Mein erstes Foto machte ich 1960 als Fünfjähriger. Ich fotografierte meinen Großvater in einem Schrebergarten bei steil stehender Sonne, die einen starken Schatten unter seine Hutkrempe setzte. Als ich die Fotografie später geschenkt bekam, war ich fasziniert davon, den Großvater, den ich sonst immer nur in den Ferien sah, auf einem Bild nun für immer präsent zu haben. Ab sofort wurde die Agfa Isola 2, eine einfache Mittelformatkamera der 50er-Jahre, mein Spielzeug. Oft öffnete ich den rückseitigen Kameradeckel, legte mich im Gras auf den Rücken und hielt die Kamera weit von mir gestreckt gegen die Sonne. Wenn ich den Auslöser drückte, öffnete sich kurzzeitig ein Loch und es gab einen kurzen Lichtblitz. Die Stärke des Lichtes konnte ich über zwei Schieber am Objektiv verändern. Mit dem einen Schieber konnte man entweder die Zahlen 6,3 oder 11 einstellen, mit dem anderen die Zahlen 100, 30 oder den Buchstaben B. B gefiel mir immer am besten, denn dann blieb die runde Öffnung so lange offen, wie ich drückte. Ich brachte durch Ausprobieren in Erfahrung, dass die eine Zahlenreihe etwas mit der Zeit und die anderen Zahlenreihe etwas mit der Größe der Öffnung zu tun hatte. Mittels der Einstellung B konnte ich sogar von hinten durch das Objektiv schauen, vorausgesetzt, die Kamera befand sich in einem ganz bestimmten Abstand zu meinen Augen.
Was mich wirklich verblüffte: es stand nun alles auf dem Kopf. In etwa so habe ich eine Kamera kennengelernt und durch pure Neugierde auch die Blende und die Belichtungszeit begriffen. Am wichtigsten war jedoch die Erkenntnis, dass ich mittels der Fotografie in der Lage war, etwas dauerhaft zu machen. Zehn Jahre später, die Kamera war inzwischen in meinen Besitz übergegangen, besuchte ich mit der Isola mein erstes Rockfestival in Germersheim. In der Nacht, in der Pink Floyd das vorletzte Mal ihr Album »Atom Heart Mother« live spielten, machte ich – neugierig, was passieren würde – alle Bilder mit der Kameraeinstellung B. Durch die Langzeitbelichtung aus der Hand entstanden in Folge nur bunte Streifen – im Nachhinein die wohl einzig adäquate visuelle Umsetzung dieser Nacht.
Die Kamera hat kein Gehirn
Nur der Fotograf
Auch die perfektesten Algorithmen einer Kamera-Programmautomatik sind nur vom Menschen zusammengefasste endliche Handlungsabläufe, die seit der Erfindung der Fotografie bekannt sind, in die man jedoch nun nur noch sehr beschränkt eingreifen kann.

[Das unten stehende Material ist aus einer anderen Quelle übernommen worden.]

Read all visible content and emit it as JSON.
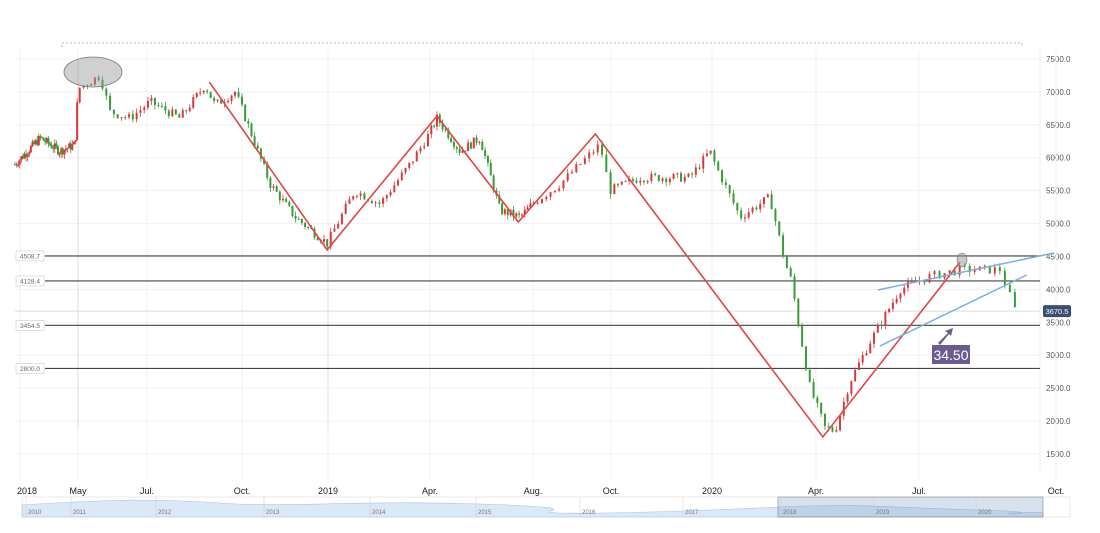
{
  "chart_data": {
    "type": "candlestick",
    "title": "",
    "x_unit": "months since Jan 2018",
    "y_ticks": [
      7500,
      7000,
      6500,
      6000,
      5500,
      5000,
      4500,
      4000,
      3500,
      3000,
      2500,
      2000,
      1500
    ],
    "ylim": [
      1500,
      7500
    ],
    "x_ticks": [
      {
        "t": 0,
        "label": "2018"
      },
      {
        "t": 4,
        "label": "May"
      },
      {
        "t": 6,
        "label": "Jul."
      },
      {
        "t": 9,
        "label": "Oct."
      },
      {
        "t": 12,
        "label": "2019"
      },
      {
        "t": 15,
        "label": "Apr."
      },
      {
        "t": 19,
        "label": "Aug."
      },
      {
        "t": 21,
        "label": "Oct."
      },
      {
        "t": 24,
        "label": "2020"
      },
      {
        "t": 27,
        "label": "Apr."
      },
      {
        "t": 30,
        "label": "Jul."
      },
      {
        "t": 33,
        "label": "Oct."
      }
    ],
    "price_path": [
      [
        -0.35,
        5900
      ],
      [
        1.4,
        6300
      ],
      [
        2.75,
        6100
      ],
      [
        3.8,
        6200
      ],
      [
        4.0,
        7050
      ],
      [
        4.64,
        7250
      ],
      [
        4.93,
        6700
      ],
      [
        5.5,
        6600
      ],
      [
        6.1,
        6850
      ],
      [
        7.04,
        6600
      ],
      [
        7.83,
        7100
      ],
      [
        8.15,
        6800
      ],
      [
        8.78,
        7000
      ],
      [
        9.98,
        5600
      ],
      [
        10.85,
        5100
      ],
      [
        11.97,
        4700
      ],
      [
        12.79,
        5500
      ],
      [
        13.53,
        5300
      ],
      [
        14.41,
        5900
      ],
      [
        15.27,
        6600
      ],
      [
        16.17,
        6100
      ],
      [
        16.94,
        6300
      ],
      [
        17.72,
        5200
      ],
      [
        18.5,
        5100
      ],
      [
        19.69,
        5600
      ],
      [
        20.72,
        6200
      ],
      [
        20.97,
        5500
      ],
      [
        21.86,
        5700
      ],
      [
        23.35,
        5700
      ],
      [
        23.94,
        6100
      ],
      [
        24.09,
        5900
      ],
      [
        24.81,
        5100
      ],
      [
        25.67,
        5400
      ],
      [
        26.11,
        4400
      ],
      [
        26.31,
        4100
      ],
      [
        26.45,
        3600
      ],
      [
        26.83,
        2500
      ],
      [
        27.26,
        1900
      ],
      [
        27.55,
        1850
      ],
      [
        27.99,
        2600
      ],
      [
        28.57,
        3200
      ],
      [
        29.45,
        4000
      ],
      [
        30.26,
        4200
      ],
      [
        30.9,
        4300
      ],
      [
        31.77,
        4300
      ],
      [
        32.1,
        3700
      ]
    ],
    "horizontal_levels": [
      {
        "value": 4508.7,
        "label": "4508.7"
      },
      {
        "value": 4128.4,
        "label": "4128.4"
      },
      {
        "value": 3454.5,
        "label": "3454.5"
      },
      {
        "value": 2800.0,
        "label": "2800.0"
      }
    ],
    "current_price": {
      "value": 3670.5,
      "label": "3670.5"
    },
    "pattern_lines": [
      [
        7.97,
        7150
      ],
      [
        11.97,
        4600
      ],
      [
        15.27,
        6634
      ],
      [
        18.43,
        5024
      ],
      [
        20.6,
        6361
      ],
      [
        27.2,
        1758
      ],
      [
        30.9,
        4416
      ]
    ],
    "channel_lines": [
      [
        [
          28.8,
          3991
        ],
        [
          32.95,
          4553
        ]
      ],
      [
        [
          28.86,
          3140
        ],
        [
          32.36,
          4219
        ]
      ]
    ],
    "annotation": {
      "label": "34.50"
    },
    "navigator": {
      "years": [
        "2010",
        "2011",
        "2012",
        "2013",
        "2014",
        "2015",
        "2016",
        "2017",
        "2018",
        "2019",
        "2020"
      ]
    },
    "colors": {
      "up": "#d63b3b",
      "down": "#3a9a3a",
      "pattern": "#e04646",
      "channel": "#7aaee0",
      "annotation": "#6a5c8e",
      "price_tag": "#3b4f75"
    }
  }
}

Eine Kombination aus Zeit- und Blendenautomatik liefert zwar ein schnelles Ergebnis, doch man verliert hier gänzlich einen Bezug zum Verhältnis von Lichtintensität, Belichtungszeit oder Tiefenschärfe. Eine Kamera macht jedoch erst ohne Automatik exakt das, was man von ihr will – vorausgesetzt man weiß, wie sie aufgebaut ist und wie ihre Komponenten im Verbund funktionieren. Je genauer wir die Kamera einstellen können, umso perfekter wird das Ergebnis.

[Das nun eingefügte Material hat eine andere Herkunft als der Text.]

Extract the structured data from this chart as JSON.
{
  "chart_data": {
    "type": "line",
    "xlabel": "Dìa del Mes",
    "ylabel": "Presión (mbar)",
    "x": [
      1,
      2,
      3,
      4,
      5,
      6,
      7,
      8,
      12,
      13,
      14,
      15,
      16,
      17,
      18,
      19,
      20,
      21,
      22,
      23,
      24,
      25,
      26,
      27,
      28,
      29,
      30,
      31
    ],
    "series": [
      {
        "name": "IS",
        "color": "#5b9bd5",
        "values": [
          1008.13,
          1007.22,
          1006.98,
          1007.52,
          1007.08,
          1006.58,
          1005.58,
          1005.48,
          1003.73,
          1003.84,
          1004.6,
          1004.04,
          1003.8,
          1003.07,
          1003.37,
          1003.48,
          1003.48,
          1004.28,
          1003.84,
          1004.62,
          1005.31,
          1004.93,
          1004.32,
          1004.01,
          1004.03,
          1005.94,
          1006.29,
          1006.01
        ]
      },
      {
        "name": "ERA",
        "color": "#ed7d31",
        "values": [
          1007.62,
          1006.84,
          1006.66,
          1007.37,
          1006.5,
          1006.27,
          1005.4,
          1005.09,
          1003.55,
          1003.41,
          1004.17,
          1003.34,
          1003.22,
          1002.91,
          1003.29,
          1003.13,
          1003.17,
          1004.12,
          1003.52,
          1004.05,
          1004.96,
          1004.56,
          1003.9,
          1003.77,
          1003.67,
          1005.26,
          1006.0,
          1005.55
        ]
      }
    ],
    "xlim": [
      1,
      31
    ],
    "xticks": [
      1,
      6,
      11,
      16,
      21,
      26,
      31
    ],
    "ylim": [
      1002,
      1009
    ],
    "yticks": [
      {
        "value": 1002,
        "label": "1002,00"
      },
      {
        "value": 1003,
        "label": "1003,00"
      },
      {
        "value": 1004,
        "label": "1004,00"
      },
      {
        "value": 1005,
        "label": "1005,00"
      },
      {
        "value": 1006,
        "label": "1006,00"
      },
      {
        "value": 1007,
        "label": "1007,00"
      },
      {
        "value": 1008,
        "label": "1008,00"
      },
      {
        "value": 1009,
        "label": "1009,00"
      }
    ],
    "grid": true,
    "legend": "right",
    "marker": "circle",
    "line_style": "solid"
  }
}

Von Studierenden, die sich für die Fotografie als Gestaltungsmittel entscheiden, erwarte ich, dass sie sich neben den Kursen zu den technischen Workflows auch selbständig mit der Fototechnik befassen. Wer die Kamera nur dann benutzt, wenn eine gestellte Aufgabe zur Realisation ansteht, hat nicht die richtige Einstellung. Ohne ständige Erfahrungsprozesse, wie eine Kamera in den unterschiedlichsten Situationen reagiert, wird man sich niemals professionalisieren können. Das setzt den Willen voraus, sich ständig mit der Kamera und dem Licht, ohne das keine Aufnahme zustande kommt, auseinanderzusetzen.
Grundsätzlich sollte jede reale aber auch jede gedankliche Konstruktion durch Inszenierung fotografierbar sein.

Nach Godard
Foto: Tobias Kasan
Beginner
Analoge Neugierde
Das Wecken von Neugierde ist ein wichtiger Bestandteil der fotografischen Workflows. Sich überraschen lassen, wie eine Kamera funktioniert, erstaunt sein, wie im Fotolabor auf einem Film ein Silberbild entsteht oder verblüfft sein, welche Effekte man im Fotostudio mit Licht erzeugt, sind nur drei Beispiele, wie man sich auf Dauer für die Fotografie begeistern kann. Zu Beginn jedes Fotografie Workflow 1 Kurses wird eine analoge Hasselblad-Kamera vollständig auseinander genommen, um den Studierenden die mechanischen Eigenschaften und das Zusammenspiel der einzelnen Komponenten zu veranschaulichen.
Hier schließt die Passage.